We defined the “dawn chorus” as songs that occurred during the period 30 min before sunrise until sunrise (as in Liu 2004; Naguib et al. 2016). We defined “daytime song” as songs that occurred between sunrise and sunset. We defined the “dusk chorus” as songs that occurred following sunset. Sunrise and sunset times for each day were obtained from the National Research Council, Herzberg Institute of Astrophysics sunrise/sunset calculator (www.nrc-cnrc.gc.ca) for the nearby city of Saint John, New Brunswick. In addition to tallying the songs produced by birds during the three periods of sunrise, daytime, and sunset, we also calculated hourly values of song output during 1-h bins. We excluded days where the recordings showed a heavy influence of weather (i.e. very rainy or windy days) and we could not be confident that we had sampled all songs. The number of songs recorded in September was typically zero, and we did not include zero-song recordings in our analysis because we could not be certain if the bird remained in the area of the recorder at that time (birds may have already begun their southward migration, or territory boundaries may have eroded after breeding had concluded).

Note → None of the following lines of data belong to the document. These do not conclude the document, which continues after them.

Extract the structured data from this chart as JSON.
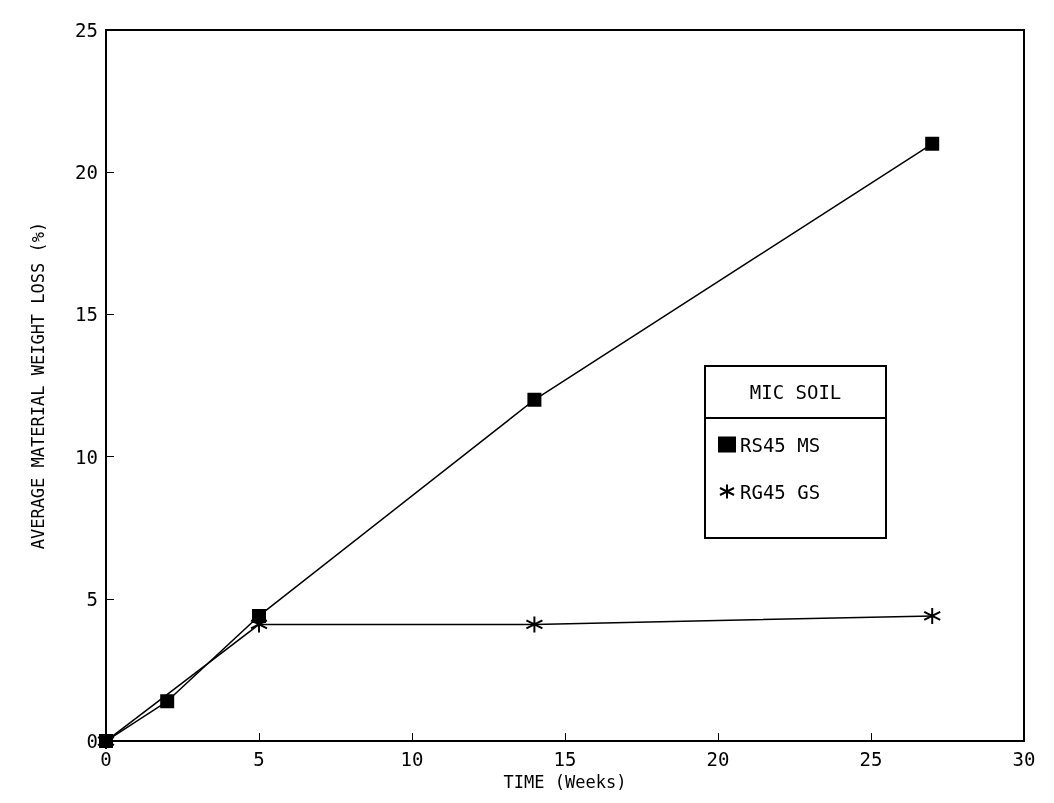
{
  "chart_data": {
    "type": "line",
    "xlabel": "TIME (Weeks)",
    "ylabel": "AVERAGE MATERIAL WEIGHT LOSS (%)",
    "legend_title": "MIC SOIL",
    "legend": "right",
    "grid": false,
    "line_style": "solid",
    "xlim": [
      0,
      30
    ],
    "xticks": [
      0,
      5,
      10,
      15,
      20,
      25,
      30
    ],
    "ylim": [
      0,
      25
    ],
    "yticks": [
      0,
      5,
      10,
      15,
      20,
      25
    ],
    "series": [
      {
        "name": "RS45 MS",
        "color": "#000000",
        "marker": "square",
        "x": [
          0,
          2,
          5,
          14,
          27
        ],
        "values": [
          0,
          1.4,
          4.4,
          12,
          21
        ]
      },
      {
        "name": "RG45 GS",
        "color": "#000000",
        "marker": "cross",
        "x": [
          0,
          5,
          14,
          27
        ],
        "values": [
          0,
          4.1,
          4.1,
          4.4
        ]
      }
    ]
  }
}
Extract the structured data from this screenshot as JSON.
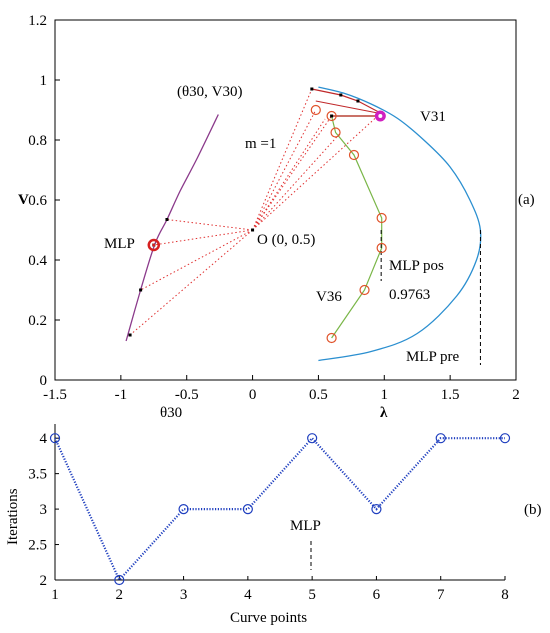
{
  "chart_data": [
    {
      "panel": "(a)",
      "type": "line",
      "xlim": [
        -1.5,
        2
      ],
      "ylim": [
        0,
        1.2
      ],
      "xticks": [
        "-1.5",
        "-1",
        "-0.5",
        "0",
        "0.5",
        "1",
        "1.5",
        "2"
      ],
      "yticks": [
        "0",
        "0.2",
        "0.4",
        "0.6",
        "0.8",
        "1",
        "1.2"
      ],
      "ylabel": "V",
      "xlabel_left": "θ30",
      "xlabel_right": "λ",
      "annotations": {
        "theta_point": "(θ30, V30)",
        "m_label": "m =1",
        "origin_label": "O (0, 0.5)",
        "mlp_left": "MLP",
        "v31": "V31",
        "v36": "V36",
        "mlp_pos": "MLP pos",
        "mlp_pos_value": "0.9763",
        "mlp_pre": "MLP pre"
      },
      "colors": {
        "pv_curve": "#2b8fd0",
        "theta_curve": "#8b3a8b",
        "corrector": "#7ab648",
        "marker": "#e0522a",
        "rays": "#e03030",
        "highlight": "#d020c0"
      },
      "pv_curve": [
        [
          0.5,
          0.9764
        ],
        [
          0.7,
          0.955
        ],
        [
          0.9,
          0.92
        ],
        [
          1.1,
          0.872
        ],
        [
          1.3,
          0.8
        ],
        [
          1.5,
          0.71
        ],
        [
          1.65,
          0.6
        ],
        [
          1.73,
          0.5
        ],
        [
          1.7,
          0.4
        ],
        [
          1.55,
          0.28
        ],
        [
          1.25,
          0.155
        ],
        [
          0.9,
          0.095
        ],
        [
          0.5,
          0.065
        ]
      ],
      "theta_curve": [
        [
          -0.96,
          0.13
        ],
        [
          -0.85,
          0.3
        ],
        [
          -0.74,
          0.455
        ],
        [
          -0.65,
          0.535
        ],
        [
          -0.55,
          0.63
        ],
        [
          -0.42,
          0.74
        ],
        [
          -0.26,
          0.885
        ]
      ],
      "ray_points": [
        [
          -0.93,
          0.15
        ],
        [
          -0.85,
          0.3
        ],
        [
          -0.75,
          0.45
        ],
        [
          -0.65,
          0.535
        ]
      ],
      "origin": [
        0,
        0.5
      ],
      "fan_points": [
        [
          0.45,
          0.97
        ],
        [
          0.48,
          0.9
        ],
        [
          0.55,
          0.87
        ],
        [
          0.6,
          0.88
        ],
        [
          0.67,
          0.825
        ],
        [
          0.95,
          0.88
        ]
      ],
      "corrector_points": [
        [
          0.97,
          0.88
        ],
        [
          0.6,
          0.88
        ],
        [
          0.63,
          0.825
        ],
        [
          0.77,
          0.75
        ],
        [
          0.98,
          0.54
        ],
        [
          0.98,
          0.44
        ],
        [
          0.85,
          0.3
        ],
        [
          0.6,
          0.14
        ]
      ],
      "mlp_left_point": [
        -0.75,
        0.45
      ],
      "mlp_pos_x": 0.9763,
      "mlp_pre_x": 1.73
    },
    {
      "panel": "(b)",
      "type": "line",
      "xlabel": "Curve points",
      "ylabel": "Iterations",
      "xlim": [
        1,
        8
      ],
      "ylim": [
        2,
        4.2
      ],
      "xticks": [
        "1",
        "2",
        "3",
        "4",
        "5",
        "6",
        "7",
        "8"
      ],
      "yticks": [
        "2",
        "2.5",
        "3",
        "3.5",
        "4"
      ],
      "x": [
        1,
        2,
        3,
        4,
        5,
        6,
        7,
        8
      ],
      "values": [
        4,
        2,
        3,
        3,
        4,
        3,
        4,
        4
      ],
      "annotation": "MLP",
      "color": "#1f3fbf"
    }
  ],
  "panel_labels": {
    "a": "(a)",
    "b": "(b)"
  }
}
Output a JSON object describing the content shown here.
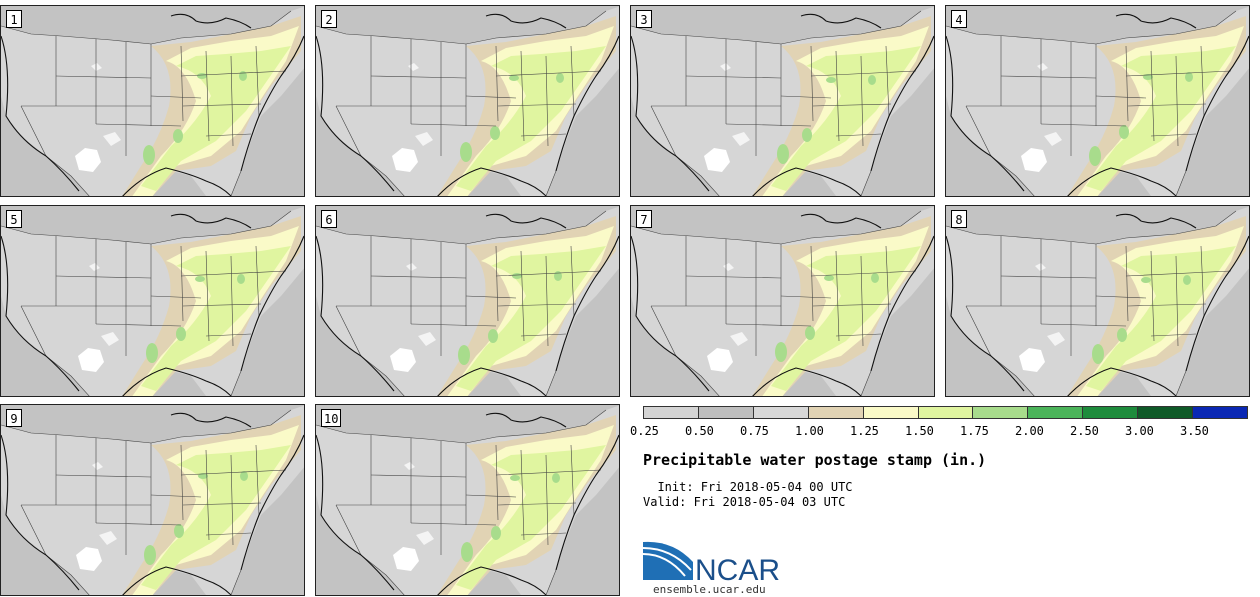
{
  "stamps": [
    {
      "label": "1"
    },
    {
      "label": "2"
    },
    {
      "label": "3"
    },
    {
      "label": "4"
    },
    {
      "label": "5"
    },
    {
      "label": "6"
    },
    {
      "label": "7"
    },
    {
      "label": "8"
    },
    {
      "label": "9"
    },
    {
      "label": "10"
    }
  ],
  "colorbar": {
    "colors": [
      "#d4d4d4",
      "#bebebe",
      "#d8d8d8",
      "#e1d3b4",
      "#fafac8",
      "#e0f5a0",
      "#a8dc8c",
      "#4bb45a",
      "#1e8c3c",
      "#0f5a28",
      "#0a28b4"
    ],
    "ticks": [
      "0.25",
      "0.50",
      "0.75",
      "1.00",
      "1.25",
      "1.50",
      "1.75",
      "2.00",
      "2.50",
      "3.00",
      "3.50"
    ]
  },
  "title": "Precipitable water postage stamp (in.)",
  "init": "  Init: Fri 2018-05-04 00 UTC",
  "valid": "Valid: Fri 2018-05-04 03 UTC",
  "logo": {
    "text": "NCAR",
    "url": "ensemble.ucar.edu"
  }
}
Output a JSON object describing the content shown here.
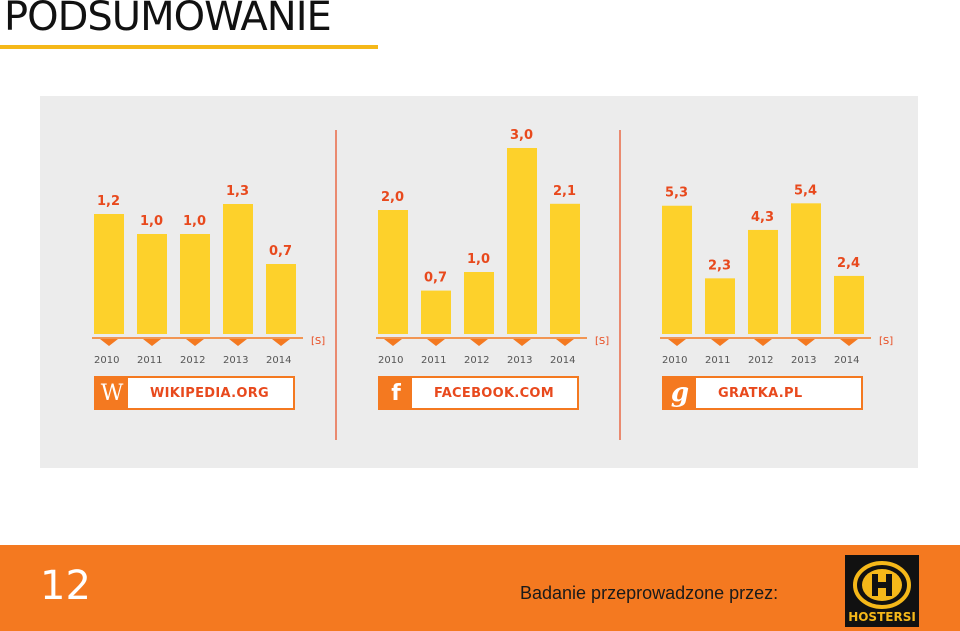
{
  "page": {
    "title": "PODSUMOWANIE",
    "page_number": "12",
    "footer_text": "Badanie przeprowadzone przez:",
    "brand_name": "HOSTERSI",
    "colors": {
      "accent_orange": "#f47920",
      "bar_yellow": "#fdd12b",
      "label_red": "#e8491d",
      "title_underline": "#f5b819",
      "panel_bg": "#ececec"
    }
  },
  "chart_data": [
    {
      "type": "bar",
      "categories": [
        "2010",
        "2011",
        "2012",
        "2013",
        "2014"
      ],
      "values": [
        1.2,
        1.0,
        1.0,
        1.3,
        0.7
      ],
      "value_labels": [
        "1,2",
        "1,0",
        "1,0",
        "1,3",
        "0,7"
      ],
      "unit_label": "[S]",
      "site_name": "WIKIPEDIA.ORG",
      "site_icon": "wikipedia-icon",
      "site_logo_text": "W"
    },
    {
      "type": "bar",
      "categories": [
        "2010",
        "2011",
        "2012",
        "2013",
        "2014"
      ],
      "values": [
        2.0,
        0.7,
        1.0,
        3.0,
        2.1
      ],
      "value_labels": [
        "2,0",
        "0,7",
        "1,0",
        "3,0",
        "2,1"
      ],
      "unit_label": "[S]",
      "site_name": "FACEBOOK.COM",
      "site_icon": "facebook-icon",
      "site_logo_text": "f"
    },
    {
      "type": "bar",
      "categories": [
        "2010",
        "2011",
        "2012",
        "2013",
        "2014"
      ],
      "values": [
        5.3,
        2.3,
        4.3,
        5.4,
        2.4
      ],
      "value_labels": [
        "5,3",
        "2,3",
        "4,3",
        "5,4",
        "2,4"
      ],
      "unit_label": "[S]",
      "site_name": "GRATKA.PL",
      "site_icon": "gratka-icon",
      "site_logo_text": "g"
    }
  ]
}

On average, we included 7 ± 3 days of recording spread across the season for each individual.
Statistical analysis
We analyzed diel and seasonal variation in song output using linear mixed models (LMM). Our fixed effects were time of day (subdivided into 1-h periods; or subdivided into bins of dawn, daytime, and dusk), breeding stage (pre-pairing, fertile, incubation, hatchling, or fledgling), and interaction between time of day and breeding stage. We included male identity as a random effect to account for the fact that the same males were sampled repeatedly. For any analysis that showed statistical significance for the fixed effects, we conducted a Tukey’s post hoc test of honestly significant differences. We used JMP (v14 SAS Institute Inc. 2019) for all statistical analyses.